Chloe La, Staff Writer

Universities can be tough when it comes to being accepted to go there. The more prestigious the school is, the lower the percentage of being accepted. The college admission scandal involves about fifty people, including Hollywood stars, top CEOs, college coaches and standardized test administrators, whom allegedly took part in the scheme to cheat on tests and bought their admission in, regardless of their abilities. Universities are containing the fallout from the allegations that families with money bribes the prestigious institution for their children to attend. Students, who were easily accepted, by cheating the system or buying their way into the prestigious schools, should be kicked out.
The “Fuller House” star, Lori Loughlin, and her husband who is a fashion designer, Mossimo Giannulli, were indicted on money laundering and fraud charges in the multimillion-dollar college admissions cheating scam that has ensured dozens of wealthy parents trying to get their kids into the most prestigious colleges. Loughlin and Giannulli are accused of paying $500,000 in bribes to get their daughters admitted to the University of Southern California as crew team recruits, yet neither of the daughters played the sport.
It is ridiculous on how big the scandal is and the amount of outrage there was on social media platforms such as Facebook and Twitter. According to The New York Times article, most high school students said they are shocked and angered that this corruption is occurring in the college admission process. Other students also claim that it is not fair and that families are working hard to get into their dream schools, but could not because of the corruption.

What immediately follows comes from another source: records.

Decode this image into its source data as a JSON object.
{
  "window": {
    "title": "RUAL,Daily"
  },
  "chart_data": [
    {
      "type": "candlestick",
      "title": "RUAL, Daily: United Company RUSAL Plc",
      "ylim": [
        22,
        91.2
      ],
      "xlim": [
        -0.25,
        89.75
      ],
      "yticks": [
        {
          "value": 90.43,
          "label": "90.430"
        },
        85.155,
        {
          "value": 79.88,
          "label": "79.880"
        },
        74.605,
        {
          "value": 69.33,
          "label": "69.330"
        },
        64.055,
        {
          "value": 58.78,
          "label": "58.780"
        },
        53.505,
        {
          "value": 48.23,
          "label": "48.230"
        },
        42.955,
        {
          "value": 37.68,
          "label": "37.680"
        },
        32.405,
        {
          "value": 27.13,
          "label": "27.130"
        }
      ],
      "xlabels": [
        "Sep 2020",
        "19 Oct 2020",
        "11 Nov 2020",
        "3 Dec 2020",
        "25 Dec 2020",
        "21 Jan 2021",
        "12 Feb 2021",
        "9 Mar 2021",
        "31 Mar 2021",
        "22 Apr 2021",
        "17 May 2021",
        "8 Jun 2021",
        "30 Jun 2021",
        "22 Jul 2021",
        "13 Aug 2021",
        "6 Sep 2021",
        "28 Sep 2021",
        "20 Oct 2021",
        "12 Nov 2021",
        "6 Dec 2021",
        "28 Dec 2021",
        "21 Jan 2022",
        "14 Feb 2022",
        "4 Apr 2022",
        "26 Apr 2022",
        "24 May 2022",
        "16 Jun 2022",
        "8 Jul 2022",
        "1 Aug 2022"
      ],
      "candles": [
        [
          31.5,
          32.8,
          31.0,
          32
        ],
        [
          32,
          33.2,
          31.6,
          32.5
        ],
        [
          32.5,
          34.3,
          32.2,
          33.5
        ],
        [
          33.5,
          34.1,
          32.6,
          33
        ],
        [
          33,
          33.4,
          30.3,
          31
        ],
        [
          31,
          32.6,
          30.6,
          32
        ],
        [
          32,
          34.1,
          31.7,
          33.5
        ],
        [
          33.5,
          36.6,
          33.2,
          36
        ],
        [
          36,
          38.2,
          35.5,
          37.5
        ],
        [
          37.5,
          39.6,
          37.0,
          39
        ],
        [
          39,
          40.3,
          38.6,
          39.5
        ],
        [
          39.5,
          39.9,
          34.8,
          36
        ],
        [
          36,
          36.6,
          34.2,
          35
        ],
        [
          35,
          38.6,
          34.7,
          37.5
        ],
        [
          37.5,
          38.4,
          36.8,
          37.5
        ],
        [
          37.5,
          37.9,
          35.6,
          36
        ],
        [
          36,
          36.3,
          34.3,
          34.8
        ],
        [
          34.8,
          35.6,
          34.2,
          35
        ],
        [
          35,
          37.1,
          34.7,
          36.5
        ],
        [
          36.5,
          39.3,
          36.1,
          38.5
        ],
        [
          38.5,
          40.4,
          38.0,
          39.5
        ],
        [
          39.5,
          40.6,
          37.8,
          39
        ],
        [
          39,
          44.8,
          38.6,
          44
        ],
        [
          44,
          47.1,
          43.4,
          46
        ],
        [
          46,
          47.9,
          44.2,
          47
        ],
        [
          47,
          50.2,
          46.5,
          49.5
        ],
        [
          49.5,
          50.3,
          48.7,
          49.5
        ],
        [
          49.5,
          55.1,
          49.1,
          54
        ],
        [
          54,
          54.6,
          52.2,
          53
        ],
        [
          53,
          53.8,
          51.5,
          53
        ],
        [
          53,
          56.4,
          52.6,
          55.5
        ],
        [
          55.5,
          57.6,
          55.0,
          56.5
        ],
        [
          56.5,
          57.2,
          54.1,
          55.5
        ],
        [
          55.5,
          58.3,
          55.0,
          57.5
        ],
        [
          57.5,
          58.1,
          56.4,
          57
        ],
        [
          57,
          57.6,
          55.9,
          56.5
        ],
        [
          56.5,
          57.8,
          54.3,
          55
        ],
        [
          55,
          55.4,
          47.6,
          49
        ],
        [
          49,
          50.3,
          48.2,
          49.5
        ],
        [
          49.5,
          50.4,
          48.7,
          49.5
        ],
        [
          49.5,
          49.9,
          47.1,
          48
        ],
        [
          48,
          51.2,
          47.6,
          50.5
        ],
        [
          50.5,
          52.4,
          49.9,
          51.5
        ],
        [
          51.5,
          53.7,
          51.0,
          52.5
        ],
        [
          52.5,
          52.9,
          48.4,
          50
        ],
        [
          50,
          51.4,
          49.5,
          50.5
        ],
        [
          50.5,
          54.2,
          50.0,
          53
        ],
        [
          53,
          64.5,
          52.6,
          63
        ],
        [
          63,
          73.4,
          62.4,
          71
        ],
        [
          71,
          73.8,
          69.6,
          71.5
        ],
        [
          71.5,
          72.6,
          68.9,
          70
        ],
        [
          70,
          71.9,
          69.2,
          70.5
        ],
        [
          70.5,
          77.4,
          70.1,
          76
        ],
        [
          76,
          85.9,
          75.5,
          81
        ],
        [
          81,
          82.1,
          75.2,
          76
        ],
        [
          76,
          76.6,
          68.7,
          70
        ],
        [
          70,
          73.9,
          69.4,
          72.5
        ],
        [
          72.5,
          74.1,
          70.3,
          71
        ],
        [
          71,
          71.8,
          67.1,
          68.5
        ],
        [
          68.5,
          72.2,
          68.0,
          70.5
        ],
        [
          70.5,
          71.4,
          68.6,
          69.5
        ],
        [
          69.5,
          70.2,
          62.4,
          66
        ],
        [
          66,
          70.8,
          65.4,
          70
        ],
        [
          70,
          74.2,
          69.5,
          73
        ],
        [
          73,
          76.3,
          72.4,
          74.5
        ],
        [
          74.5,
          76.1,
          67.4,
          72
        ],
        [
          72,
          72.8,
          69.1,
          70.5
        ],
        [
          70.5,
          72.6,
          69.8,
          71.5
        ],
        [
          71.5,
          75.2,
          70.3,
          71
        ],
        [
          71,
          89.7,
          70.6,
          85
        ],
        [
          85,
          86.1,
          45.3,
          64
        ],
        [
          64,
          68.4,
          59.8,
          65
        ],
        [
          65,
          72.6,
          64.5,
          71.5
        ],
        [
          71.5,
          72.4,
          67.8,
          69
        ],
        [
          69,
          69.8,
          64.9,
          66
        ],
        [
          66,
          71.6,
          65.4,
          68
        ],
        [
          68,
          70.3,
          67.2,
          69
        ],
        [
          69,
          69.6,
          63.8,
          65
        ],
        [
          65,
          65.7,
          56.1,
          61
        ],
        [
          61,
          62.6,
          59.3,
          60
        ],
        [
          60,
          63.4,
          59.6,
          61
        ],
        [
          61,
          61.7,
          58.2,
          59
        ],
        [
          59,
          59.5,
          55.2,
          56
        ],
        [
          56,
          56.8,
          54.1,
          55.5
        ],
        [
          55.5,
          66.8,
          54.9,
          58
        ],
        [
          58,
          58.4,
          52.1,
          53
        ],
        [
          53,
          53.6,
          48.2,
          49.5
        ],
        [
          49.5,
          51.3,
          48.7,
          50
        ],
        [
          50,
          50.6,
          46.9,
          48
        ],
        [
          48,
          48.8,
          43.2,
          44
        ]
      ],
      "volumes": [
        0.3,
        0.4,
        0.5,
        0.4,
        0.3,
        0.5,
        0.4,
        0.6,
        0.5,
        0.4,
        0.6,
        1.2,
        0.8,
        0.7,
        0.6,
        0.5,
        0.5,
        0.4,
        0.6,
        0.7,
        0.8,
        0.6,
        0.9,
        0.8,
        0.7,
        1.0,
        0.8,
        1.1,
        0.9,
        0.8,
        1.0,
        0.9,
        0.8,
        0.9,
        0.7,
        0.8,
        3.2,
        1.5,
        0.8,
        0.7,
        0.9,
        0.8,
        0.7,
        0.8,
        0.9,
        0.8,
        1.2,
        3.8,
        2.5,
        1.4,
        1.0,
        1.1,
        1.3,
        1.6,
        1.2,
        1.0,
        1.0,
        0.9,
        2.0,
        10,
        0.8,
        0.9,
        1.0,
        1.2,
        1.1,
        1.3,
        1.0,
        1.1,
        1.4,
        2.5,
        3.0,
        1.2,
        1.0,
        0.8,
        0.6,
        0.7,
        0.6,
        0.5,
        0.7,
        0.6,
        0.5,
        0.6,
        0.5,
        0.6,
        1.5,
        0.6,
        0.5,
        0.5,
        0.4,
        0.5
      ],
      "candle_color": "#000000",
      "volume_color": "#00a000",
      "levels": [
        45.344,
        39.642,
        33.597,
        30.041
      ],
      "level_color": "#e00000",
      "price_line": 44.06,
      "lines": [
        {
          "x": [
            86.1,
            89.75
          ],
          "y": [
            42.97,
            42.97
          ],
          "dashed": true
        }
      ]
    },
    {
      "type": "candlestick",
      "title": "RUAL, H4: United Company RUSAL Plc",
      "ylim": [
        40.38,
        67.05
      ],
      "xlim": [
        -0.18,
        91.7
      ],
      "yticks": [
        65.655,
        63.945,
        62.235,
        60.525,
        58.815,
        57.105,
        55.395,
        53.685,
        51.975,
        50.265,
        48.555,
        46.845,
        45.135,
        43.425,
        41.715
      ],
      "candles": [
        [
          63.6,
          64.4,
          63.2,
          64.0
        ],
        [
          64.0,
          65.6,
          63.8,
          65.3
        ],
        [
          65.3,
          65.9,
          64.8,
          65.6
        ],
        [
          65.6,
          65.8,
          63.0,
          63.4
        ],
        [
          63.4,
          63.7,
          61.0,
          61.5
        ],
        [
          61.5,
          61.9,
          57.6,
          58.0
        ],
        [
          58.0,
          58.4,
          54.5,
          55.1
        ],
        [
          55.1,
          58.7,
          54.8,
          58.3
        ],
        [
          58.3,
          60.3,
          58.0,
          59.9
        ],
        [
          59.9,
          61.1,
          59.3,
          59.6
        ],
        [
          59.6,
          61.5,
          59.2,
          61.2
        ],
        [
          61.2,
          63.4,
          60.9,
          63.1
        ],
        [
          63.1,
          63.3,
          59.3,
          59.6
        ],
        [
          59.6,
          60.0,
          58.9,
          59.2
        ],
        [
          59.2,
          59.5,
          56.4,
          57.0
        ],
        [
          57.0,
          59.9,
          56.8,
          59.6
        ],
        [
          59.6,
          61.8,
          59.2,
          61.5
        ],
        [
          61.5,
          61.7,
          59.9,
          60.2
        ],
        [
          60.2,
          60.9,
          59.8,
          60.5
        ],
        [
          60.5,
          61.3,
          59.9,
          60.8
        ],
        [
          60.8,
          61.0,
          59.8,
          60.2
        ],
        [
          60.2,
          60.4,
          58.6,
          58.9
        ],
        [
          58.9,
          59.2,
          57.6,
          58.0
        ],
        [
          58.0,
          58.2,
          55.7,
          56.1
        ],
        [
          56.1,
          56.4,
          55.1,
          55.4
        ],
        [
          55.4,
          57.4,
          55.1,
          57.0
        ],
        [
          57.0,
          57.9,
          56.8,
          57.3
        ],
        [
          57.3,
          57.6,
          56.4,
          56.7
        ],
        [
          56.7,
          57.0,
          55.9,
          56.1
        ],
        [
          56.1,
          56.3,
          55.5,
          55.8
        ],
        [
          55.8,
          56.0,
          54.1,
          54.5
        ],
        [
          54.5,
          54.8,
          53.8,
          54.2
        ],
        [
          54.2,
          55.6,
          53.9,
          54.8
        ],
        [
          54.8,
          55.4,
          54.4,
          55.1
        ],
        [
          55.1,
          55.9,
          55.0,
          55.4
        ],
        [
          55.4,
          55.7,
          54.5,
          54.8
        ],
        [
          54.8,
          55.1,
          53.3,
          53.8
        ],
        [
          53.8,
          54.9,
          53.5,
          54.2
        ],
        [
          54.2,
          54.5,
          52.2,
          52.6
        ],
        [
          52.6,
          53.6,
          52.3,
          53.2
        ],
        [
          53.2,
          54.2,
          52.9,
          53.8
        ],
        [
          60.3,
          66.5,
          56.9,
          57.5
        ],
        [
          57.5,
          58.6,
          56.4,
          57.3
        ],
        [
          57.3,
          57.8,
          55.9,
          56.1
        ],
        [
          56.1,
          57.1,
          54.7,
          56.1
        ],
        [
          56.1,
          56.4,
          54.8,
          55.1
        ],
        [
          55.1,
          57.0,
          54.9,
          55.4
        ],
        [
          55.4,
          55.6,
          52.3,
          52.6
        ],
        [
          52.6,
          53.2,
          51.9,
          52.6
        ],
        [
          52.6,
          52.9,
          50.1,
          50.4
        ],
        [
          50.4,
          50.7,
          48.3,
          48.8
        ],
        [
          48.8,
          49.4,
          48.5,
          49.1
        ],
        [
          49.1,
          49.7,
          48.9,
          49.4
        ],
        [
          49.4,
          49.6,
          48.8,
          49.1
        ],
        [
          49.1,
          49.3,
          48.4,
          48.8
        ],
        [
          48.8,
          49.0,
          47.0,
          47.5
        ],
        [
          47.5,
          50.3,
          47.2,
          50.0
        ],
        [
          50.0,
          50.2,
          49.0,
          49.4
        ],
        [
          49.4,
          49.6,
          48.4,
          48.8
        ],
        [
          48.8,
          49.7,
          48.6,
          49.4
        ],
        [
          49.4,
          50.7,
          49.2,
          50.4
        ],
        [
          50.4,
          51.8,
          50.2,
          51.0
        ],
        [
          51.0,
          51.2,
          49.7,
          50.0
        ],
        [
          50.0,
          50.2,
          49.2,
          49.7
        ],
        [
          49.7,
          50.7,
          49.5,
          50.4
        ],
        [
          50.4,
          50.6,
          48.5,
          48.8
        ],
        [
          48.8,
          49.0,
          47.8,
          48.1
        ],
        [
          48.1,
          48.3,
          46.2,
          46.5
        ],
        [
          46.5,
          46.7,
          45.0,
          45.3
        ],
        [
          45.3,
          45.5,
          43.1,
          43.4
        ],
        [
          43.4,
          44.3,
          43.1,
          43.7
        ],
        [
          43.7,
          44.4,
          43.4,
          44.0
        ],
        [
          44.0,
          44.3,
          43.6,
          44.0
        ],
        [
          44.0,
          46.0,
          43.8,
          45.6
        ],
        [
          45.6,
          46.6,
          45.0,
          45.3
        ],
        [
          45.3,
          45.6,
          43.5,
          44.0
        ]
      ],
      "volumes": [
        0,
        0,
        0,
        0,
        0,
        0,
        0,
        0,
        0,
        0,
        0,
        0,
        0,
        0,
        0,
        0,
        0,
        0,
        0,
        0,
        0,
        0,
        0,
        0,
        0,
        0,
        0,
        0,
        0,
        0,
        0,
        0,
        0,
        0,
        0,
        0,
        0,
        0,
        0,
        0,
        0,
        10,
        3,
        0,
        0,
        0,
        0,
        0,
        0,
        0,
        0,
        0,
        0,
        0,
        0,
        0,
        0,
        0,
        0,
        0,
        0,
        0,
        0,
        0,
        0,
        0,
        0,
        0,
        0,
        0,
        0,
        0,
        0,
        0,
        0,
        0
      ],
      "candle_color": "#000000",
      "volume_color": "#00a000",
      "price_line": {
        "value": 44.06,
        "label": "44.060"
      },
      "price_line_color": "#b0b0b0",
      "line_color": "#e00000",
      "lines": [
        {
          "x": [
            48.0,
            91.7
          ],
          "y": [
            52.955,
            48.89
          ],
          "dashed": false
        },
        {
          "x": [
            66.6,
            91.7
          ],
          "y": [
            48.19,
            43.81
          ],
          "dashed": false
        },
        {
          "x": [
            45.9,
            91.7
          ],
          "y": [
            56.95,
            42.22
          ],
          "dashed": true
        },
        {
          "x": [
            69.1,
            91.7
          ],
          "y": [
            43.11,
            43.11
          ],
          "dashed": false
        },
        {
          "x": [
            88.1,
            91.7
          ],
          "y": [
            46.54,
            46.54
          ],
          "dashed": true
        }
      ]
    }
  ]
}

Not only Lori Loughlin caught the spotlight of being guilty, Felicity Huffman, a film actress, also got the heat for being caught in the scandal. As though Huffman was caught in the scandal, she did not tell her child. People may argue that Huffman’s child should not be kicked out for not knowing about the scandal. It would make sense and it is unfair for the child, it is unfair for the other students and their parents that had to work their way to get into the schools. Should Huffman’s child be kicked out? Yes and no. The least that her child can do is possibly retake the entry exam.
Parents and their children who took part of the scandal should be automatically be kicked out of their schools with no excuse. The scandal is a punch to the guts for high school graduates and their families who struggle to borrow funds for their children to get into mediocre schools. Cheating denies the opportunity to teach and train a future doctor, teacher, or scientist who did not get into or can afford college tuition. It is not fair at all to a student who prepared him or herself, who studies for countless hours every night, and to who college ultimately mattered more was not granted the right to an equal opportunity to achieve his or her dreams.